At this point in my research endeavors, I have been involved with several different techniques and experiments compared to when I began last semester. Recently, I have been making some crucial and important discoveries and findings while working with four different cell lines of MCF7 cancerous breast cells including the non-targeting sequence (NT), 59, 75, and 91. I have been utilizing the 3D hanging drop plate technique, which is where a plate of 12 columns and 8 rows are lined with tiny wells that contain no more than 50 microliters in volume each. The purpose of the hanging drop plate is to form spheroids at the bottom of each well that contains clumped spheres or cells. Growing cells in clusters or 3D mammospheres, being the proper term, mimics how cancerous tumors form in reality and thus is a considerably decent 3D tumor model. Being able to grow cells in 3D is a huge benefit to gathering more efficient results and puts us one step closer to essentially programming these cells to undergo apoptosis, just as we successfully did in 2D cells by knocking down PNUTS, the binding subunit to PP1.
Several difficulties I have encountered throughout this project has been shooting the spheroids through the hanging drop plate and into a conical tube for collection and extracting the protein from the mammospheres without breaking fully apart after being spun down. I have tried several methods of collecting the mammospheres from the hanging drop plates including pipetting off of the top or bottom of the plates to the more preferred shooting through method, which is where I pipette MCF7 media or PBS as well as air through each well to allow each mammosphere to drop through the top portion of the plate into a conical tube or 96 well plate. One downside to the hanging drop plate at the time of mammosphere collection is that some of the spheres may have already dropped through the top portion of the plate and settled on the bottom layer, thus reducing the amount of spheres I can essentially shoot through. Typically after collection and spinning down, the supernatant, which is the liquid on top of the pellet is dumped and carefully suspended up using Pasteur pipettes, however there are times where the pelleted spheres will follow with the uptake and sometimes break apart. This results in an even more challenging approach of lysing the mammospheres in order to collect their protein and actually wind up with a significant amount of it to continue on to a Western blot for further evaluation of the presence of Rb, Actin, or PNUTS. My protein assays have been yielding negative values for my protein concentrations, which means barely any protein was present in my 4 unknown samples.
However, I continued on with running a gel and eventually performing a Western blot to test for the presence of PNUTS and Actin. One idea Dr. Krucher had in mind was to find a gel that can hold a larger amount of volume in the wells compared to my limited amount of 50 microliters would could be effecting my results on the Western for protein presence. Just recently, Dr. Krucher ordered a new gel that we are currently practicing with now that can hold up to around 120 microliters in volume in each well, a significantly larger number that could positively alter my results and hopefully yield a more abundant amount of protein in my 4 samples. So far, the new gel seems to be significantly working, however I have not been able to run it fully through yet; I still need time to work with it and see if it is a better fit than the previous 7.5% smaller-welled gels I was using.
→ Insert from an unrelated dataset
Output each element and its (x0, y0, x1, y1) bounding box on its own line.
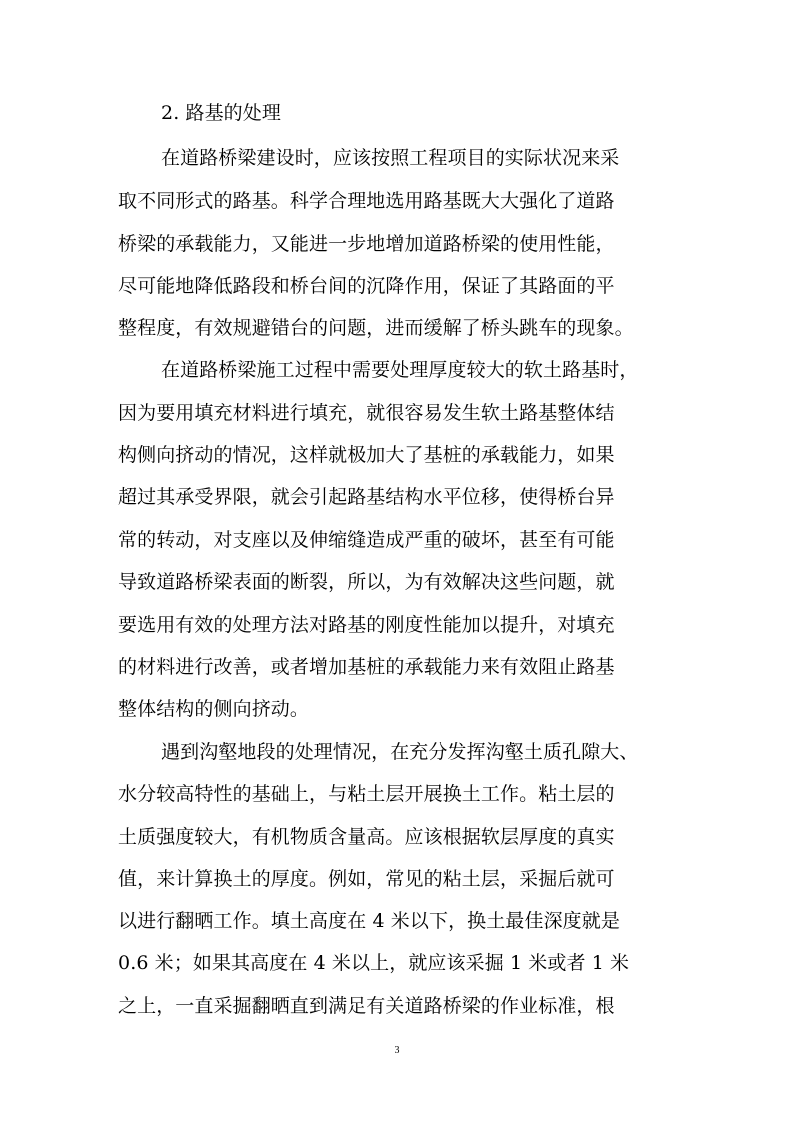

Even though I do not have definite results for this specific project yet, I am still eager and determined to continue my research and discover if whether or not this gel in fact is more significant and essentially if I can wind up causing cells to go through apoptosis, my ultimate, overall goal for all of my research. I have an accumulation of results from other projects that have helped me lead up to this point as well as findings from all of my more introductory work with cells growing in 2D environments. Dr. Krucher and I are still very engrossed in this project and how it will turn out; we are not going to give up hope or lose our motivation. Overall, my research projects have impacted me in such a positive and intriguing way, which I am very grateful for. I become excited when I achieve significant results or even over the smallest occurrences such as receiving pellets in all four of my samples after being spun down. Becoming involved in breast cancer research has sparked me to grow closer to my faculty advisor who has done so much for me up to this point in my undergraduate career as well as express my excitement and knowledge to my grandmother who is a two-time breast cancer survivor and in essence developing an even stronger connection with her. The field of research has opened my eyes to a very different and challenging world around me and I appreciate it and the individuals involved in it. There is so much more that this area of research can teach me, and I am definitely willing to explore it further and continue learning as much as I can as I resume my studies here at Pace.